Certaines pratiques de cueillette qui est la principale source de subsistance des populations ne favorise pas la durabilité des ressources biologiques. Même si elles ne sont pas généralisées, elles peuvent constituer à long terme une menace pour les ressources biologiques.
La récolte de vin de palme
La récolte de vin de palme se pratique de deux manière, selon les régions. Dans certaines régions, le récolteur grimpe au palmier pour pratiquer la saignée ; dans d'autre cas le palmier est abattu. En abattant l'arbre il ne pourra plus fournir ni d'huile, de palmiste, de feuille, de vin.
L'usage unique de l'arbre abattu aux fins de tirer du vin, met un terme à sa vie et supprime de facto la possibilité pour l'homme de jouir d'autres sous- produits. L'abattage du palmier à huile est un véritable fléau dans les zones Soudaniennes où l'huile de palme commence à être rare par endroit. Le marché de vin est la cause principale de cette destruction, car la boisson locale est bon marché par rapport aux produits manufacturés.

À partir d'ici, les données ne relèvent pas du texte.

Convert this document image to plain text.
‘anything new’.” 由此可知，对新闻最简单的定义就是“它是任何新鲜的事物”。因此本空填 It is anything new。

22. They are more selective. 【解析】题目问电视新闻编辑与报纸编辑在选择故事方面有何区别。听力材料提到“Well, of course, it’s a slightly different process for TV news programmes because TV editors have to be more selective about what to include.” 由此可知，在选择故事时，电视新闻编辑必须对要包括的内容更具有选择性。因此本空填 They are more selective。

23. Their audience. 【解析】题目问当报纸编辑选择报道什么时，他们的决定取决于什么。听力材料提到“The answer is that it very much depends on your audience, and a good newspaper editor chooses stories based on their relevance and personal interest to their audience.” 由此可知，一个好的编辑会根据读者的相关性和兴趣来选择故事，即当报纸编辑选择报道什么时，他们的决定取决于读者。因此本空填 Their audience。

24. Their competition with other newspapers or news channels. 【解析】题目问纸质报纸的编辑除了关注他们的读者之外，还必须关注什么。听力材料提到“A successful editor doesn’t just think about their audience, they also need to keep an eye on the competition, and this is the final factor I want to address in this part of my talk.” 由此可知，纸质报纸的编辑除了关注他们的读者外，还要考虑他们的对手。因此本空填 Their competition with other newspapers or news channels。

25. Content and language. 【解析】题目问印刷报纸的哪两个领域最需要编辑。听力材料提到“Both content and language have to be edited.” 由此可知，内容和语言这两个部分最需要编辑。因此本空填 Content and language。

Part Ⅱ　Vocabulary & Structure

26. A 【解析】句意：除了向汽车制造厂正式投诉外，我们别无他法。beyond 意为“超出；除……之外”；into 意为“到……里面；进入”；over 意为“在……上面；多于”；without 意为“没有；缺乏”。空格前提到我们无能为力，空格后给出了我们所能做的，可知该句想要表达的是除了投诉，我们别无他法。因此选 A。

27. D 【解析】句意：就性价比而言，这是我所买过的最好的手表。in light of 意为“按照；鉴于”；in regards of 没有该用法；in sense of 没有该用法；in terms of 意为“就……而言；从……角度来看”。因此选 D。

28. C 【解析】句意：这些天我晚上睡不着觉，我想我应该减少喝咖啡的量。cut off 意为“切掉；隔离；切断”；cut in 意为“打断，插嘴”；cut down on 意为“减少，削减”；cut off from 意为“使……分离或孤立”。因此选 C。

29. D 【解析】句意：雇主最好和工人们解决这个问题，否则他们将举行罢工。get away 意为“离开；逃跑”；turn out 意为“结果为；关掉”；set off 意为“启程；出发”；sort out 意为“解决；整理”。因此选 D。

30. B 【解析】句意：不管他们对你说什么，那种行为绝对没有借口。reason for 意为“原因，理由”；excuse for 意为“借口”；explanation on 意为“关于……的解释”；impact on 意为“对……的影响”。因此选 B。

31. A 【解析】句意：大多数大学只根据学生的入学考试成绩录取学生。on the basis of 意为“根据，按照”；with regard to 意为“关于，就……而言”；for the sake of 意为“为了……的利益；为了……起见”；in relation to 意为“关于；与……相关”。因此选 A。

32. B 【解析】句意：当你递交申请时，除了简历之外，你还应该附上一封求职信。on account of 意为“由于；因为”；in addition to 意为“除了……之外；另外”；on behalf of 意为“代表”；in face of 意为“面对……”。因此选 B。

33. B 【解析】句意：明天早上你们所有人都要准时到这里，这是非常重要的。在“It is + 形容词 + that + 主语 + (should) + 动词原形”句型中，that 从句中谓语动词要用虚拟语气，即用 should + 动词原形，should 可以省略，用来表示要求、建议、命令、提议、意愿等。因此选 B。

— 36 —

La pratique du clou chauffé
Cette pratique est utilisée pour accélérer le dépérissement des arbres sur pied destinés à la production du bois de chauffe.
L'augmentation des besoins énergétiques de la ville de Bangui surtout, qui compte environ 600.000 habitants, a amené les exploitants du bois énergie à utiliser cette pratique pour satisfaire un marché en expansion.
Des clous de 120 mm ou plus sont chauffés au rouge et plantés dans les arbres sur pied qui meurent dans environ deux (2) mois. Dès que les feuilles commencent à tomber, ces arbres sont abattus à la tronçonneuse à chaîne, découpés, fendus et vendus. En abattant de tels arbres, toute la filière fruitière, médicinales et autre est supprimée. Le cas est plus regrettable s'il s'agit de porte graine d'une espèce très utile. La pratique du clou chauffé a les mêmes méfaits que le ceinturage des arbres.
L'évaluation de la biodiversité confirme que la République Centrafricaine dispose encore d'une assez importante variabilité de ses ressources biologiques. Il a été constaté cependant que la plupart des écosystèmes se dégradent progressivement sous l'effet des pressions anthropiques diverses, exercées pour satisfaire les besoins vitaux des populations et pour des raisons économiques. Même les aires protégées connaissent le braconnage et l'exploitation minière.
Au niveau des ressources de l'agrobiodiversité, il convient de noter la forte érosion génétique qui pèse sur certaines espèces végétales et animales.
Face à cette dramatique situation, les dispositions légales et institutionnelles existantes n'ont pas cependant amélioré la conservation de la biodiversité de façon satisfaisante. En outre, les conditions de partage équitable des avantages, résultant de l'exploitation des éléments de la biodiversité, ne sont guère satisfaisantes.
Les conséquences qui en résultent sont l'altération qualitative de l'habitat, la paupérisation, la raréfaction des ressources génétiques, la dégradation des sols, la pollution de l'eau, la savanisation, etc.
Tous ces facteurs concourent à l'appauvrissement de la biodiversité en République Centrafricaine et constituent un manque à gagner pour le pays.
Fort de cette situation, il a été opportun de mettre en place la stratégie nationale en matière de diversité biologique dont les objectifs et les différentes stratégies sont présentés au chapitre suivant.